Soft X-Ray Magneto-Optics: Probing Magnetism by Resonant Scattering Experiments

Abstract

The most advanced X-ray sources (third generation synchrotrons, linear free-electron lasers and high-harmonic generation sources) widen the range of application of X-ray scattering techniques considerably. Beyond flux and brilliance, improvements in polarization tuneability, degree of coherence and selectable time-structure promoted new methods for investigating the electronic and magnetic properties of solids. The soft X-ray range (50-2000 eV) is well suited for studying magneto-optical effects in laterally confined submicron sized objects, either artificially built or self-assembled.
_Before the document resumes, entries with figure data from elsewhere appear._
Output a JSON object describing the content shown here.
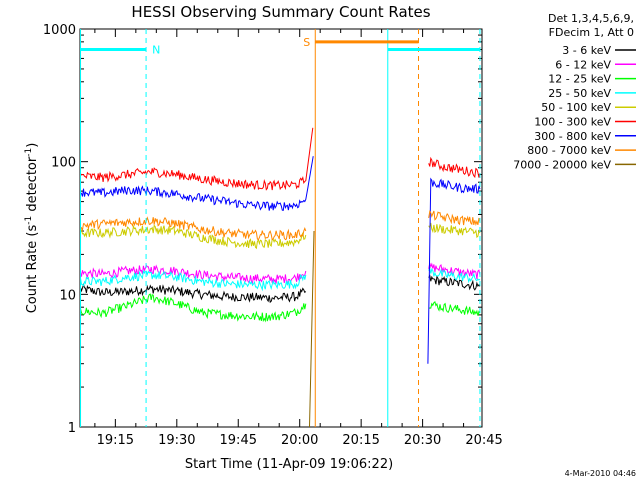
{
  "chart_data": {
    "type": "line",
    "title": "HESSI Observing Summary Count Rates",
    "xlabel": "Start Time (11-Apr-09 19:06:22)",
    "ylabel_main": "Count Rate (s",
    "ylabel_sup1": "-1",
    "ylabel_mid": " detector",
    "ylabel_sup2": "-1",
    "ylabel_end": ")",
    "yscale": "log",
    "ylim": [
      1,
      1000
    ],
    "xlim_minutes": [
      6.37,
      104.5
    ],
    "x_ticks": [
      {
        "label": "19:15",
        "minutes": 15
      },
      {
        "label": "19:30",
        "minutes": 30
      },
      {
        "label": "19:45",
        "minutes": 45
      },
      {
        "label": "20:00",
        "minutes": 60
      },
      {
        "label": "20:15",
        "minutes": 75
      },
      {
        "label": "20:30",
        "minutes": 90
      },
      {
        "label": "20:45",
        "minutes": 105
      }
    ],
    "y_ticks": [
      {
        "label": "1",
        "value": 1
      },
      {
        "label": "10",
        "value": 10
      },
      {
        "label": "100",
        "value": 100
      },
      {
        "label": "1000",
        "value": 1000
      }
    ],
    "legend_header": [
      "Det 1,3,4,5,6,9,",
      "FDecim 1, Att 0"
    ],
    "series": [
      {
        "name": "3 - 6 keV",
        "color": "#000000",
        "segments": [
          {
            "x": [
              6.5,
              12,
              18,
              24,
              30,
              36,
              42,
              48,
              54,
              59,
              61.5
            ],
            "y": [
              11,
              10.3,
              10.5,
              11,
              10.6,
              10,
              9.6,
              9.5,
              9.4,
              9.6,
              10.5
            ]
          },
          {
            "x": [
              91.5,
              95,
              100,
              104
            ],
            "y": [
              13,
              12.5,
              12,
              11.5
            ]
          }
        ]
      },
      {
        "name": "6 - 12 keV",
        "color": "#ff00ff",
        "segments": [
          {
            "x": [
              6.5,
              12,
              18,
              24,
              30,
              36,
              42,
              48,
              54,
              59,
              61.5
            ],
            "y": [
              14.5,
              14.2,
              15,
              15.5,
              15,
              14,
              13.5,
              13.2,
              13,
              13.3,
              15
            ]
          },
          {
            "x": [
              91.5,
              95,
              100,
              104
            ],
            "y": [
              16,
              15.5,
              14.5,
              14
            ]
          }
        ]
      },
      {
        "name": "12 - 25 keV",
        "color": "#00ff00",
        "segments": [
          {
            "x": [
              6.5,
              12,
              18,
              24,
              30,
              36,
              42,
              48,
              54,
              59,
              61.5
            ],
            "y": [
              7.5,
              7.2,
              8.2,
              9.5,
              8.5,
              7.3,
              7,
              6.8,
              6.8,
              7.3,
              8.5
            ]
          },
          {
            "x": [
              91.5,
              95,
              100,
              104
            ],
            "y": [
              8.5,
              8,
              7.6,
              7.2
            ]
          }
        ]
      },
      {
        "name": "25 - 50 keV",
        "color": "#00ffff",
        "segments": [
          {
            "x": [
              6.5,
              12,
              18,
              24,
              30,
              36,
              42,
              48,
              54,
              59,
              61.5
            ],
            "y": [
              12.5,
              12.5,
              13.5,
              14,
              13.5,
              12.5,
              12,
              11.8,
              11.8,
              12,
              14
            ]
          },
          {
            "x": [
              91.5,
              95,
              100,
              104
            ],
            "y": [
              15,
              14,
              13.5,
              13
            ]
          }
        ]
      },
      {
        "name": "50 - 100 keV",
        "color": "#cccc00",
        "segments": [
          {
            "x": [
              6.5,
              12,
              18,
              24,
              30,
              36,
              42,
              48,
              54,
              59,
              61.5
            ],
            "y": [
              29,
              29,
              30,
              31,
              30,
              27,
              25,
              24,
              24,
              25,
              28
            ]
          },
          {
            "x": [
              91.5,
              95,
              100,
              104
            ],
            "y": [
              32,
              31,
              30,
              29
            ]
          }
        ]
      },
      {
        "name": "100 - 300 keV",
        "color": "#ff0000",
        "segments": [
          {
            "x": [
              6.5,
              12,
              18,
              24,
              30,
              36,
              42,
              48,
              54,
              59,
              61.5,
              63.2
            ],
            "y": [
              78,
              76,
              80,
              84,
              80,
              74,
              70,
              67,
              66,
              67,
              72,
              180
            ]
          },
          {
            "x": [
              91.5,
              95,
              100,
              104
            ],
            "y": [
              100,
              92,
              86,
              82
            ]
          }
        ]
      },
      {
        "name": "300 - 800 keV",
        "color": "#0000ff",
        "segments": [
          {
            "x": [
              6.5,
              12,
              18,
              24,
              30,
              36,
              42,
              48,
              54,
              59,
              61.5,
              63.3
            ],
            "y": [
              59,
              58,
              61,
              60,
              57,
              53,
              50,
              47,
              46,
              47,
              52,
              110
            ]
          },
          {
            "x": [
              91.3,
              92,
              95,
              100,
              104
            ],
            "y": [
              3,
              70,
              67,
              63,
              62
            ]
          }
        ]
      },
      {
        "name": "800 - 7000 keV",
        "color": "#ff8800",
        "segments": [
          {
            "x": [
              6.5,
              12,
              18,
              24,
              30,
              36,
              42,
              48,
              54,
              59,
              61.5
            ],
            "y": [
              33,
              34,
              35,
              36,
              34,
              31,
              29,
              28,
              28,
              28,
              30
            ]
          },
          {
            "x": [
              91.5,
              95,
              100,
              104
            ],
            "y": [
              40,
              38,
              36,
              35
            ]
          }
        ]
      },
      {
        "name": "7000 - 20000 keV",
        "color": "#886600",
        "segments": [
          {
            "x": [
              62.4,
              63.5
            ],
            "y": [
              1,
              30
            ]
          }
        ]
      }
    ],
    "flags": [
      {
        "label": "N",
        "color": "#00ffff",
        "x_start": 6.4,
        "x_end": 22.5,
        "level": 700,
        "dashed_at": 22.5
      },
      {
        "label": "S",
        "color": "#ff8800",
        "x_start": 63.8,
        "x_end": 89.0,
        "level": 800,
        "dashed_at": 89.0
      },
      {
        "label": "",
        "color": "#00ffff",
        "x_start": 81.5,
        "x_end": 104.0,
        "level": 700,
        "dashed_at": 104.0
      }
    ],
    "region_lines": [
      {
        "color": "#00ffff",
        "x": 6.5
      },
      {
        "color": "#ff8800",
        "x": 63.8
      },
      {
        "color": "#00ffff",
        "x": 81.5
      }
    ]
  },
  "timestamp": "4-Mar-2010 04:46"
}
First, by tuning the photon energy at a core resonance, one provides the X-ray scattering technique with element selectivity. Second, resonant excitations make the optical constants sensitive to the local magnetization by introducing large off-diagonal elements in the dielectric tensor; since magnetic effects are stronger when the core excitation produces a dipolar transition to final states involving the magnetic orbitals ( 3d for the first row TM; 4 f for RE), the most interesting resonances for X-ray magneto-optics [(2, 3) p → 3 d and (3, 4) d → 4 f] are all located in the soft X-ray region. Finally, the wavelengths corresponding to soft X-rays are very well suited for scattering studies of nanometer- to micrometer-sized magnetic structures. We will present the results of recent soft X-ray resonant scattering experiments, showing that the combination of element selectivity, magnetic sensitivity and structural analysis can help disentangling and understanding the magnetic properties of complex self-assembled periodic systems. Lastly, recent applications of coherent scattering to the X-ray holographic imaging of magnetic domains will be presented.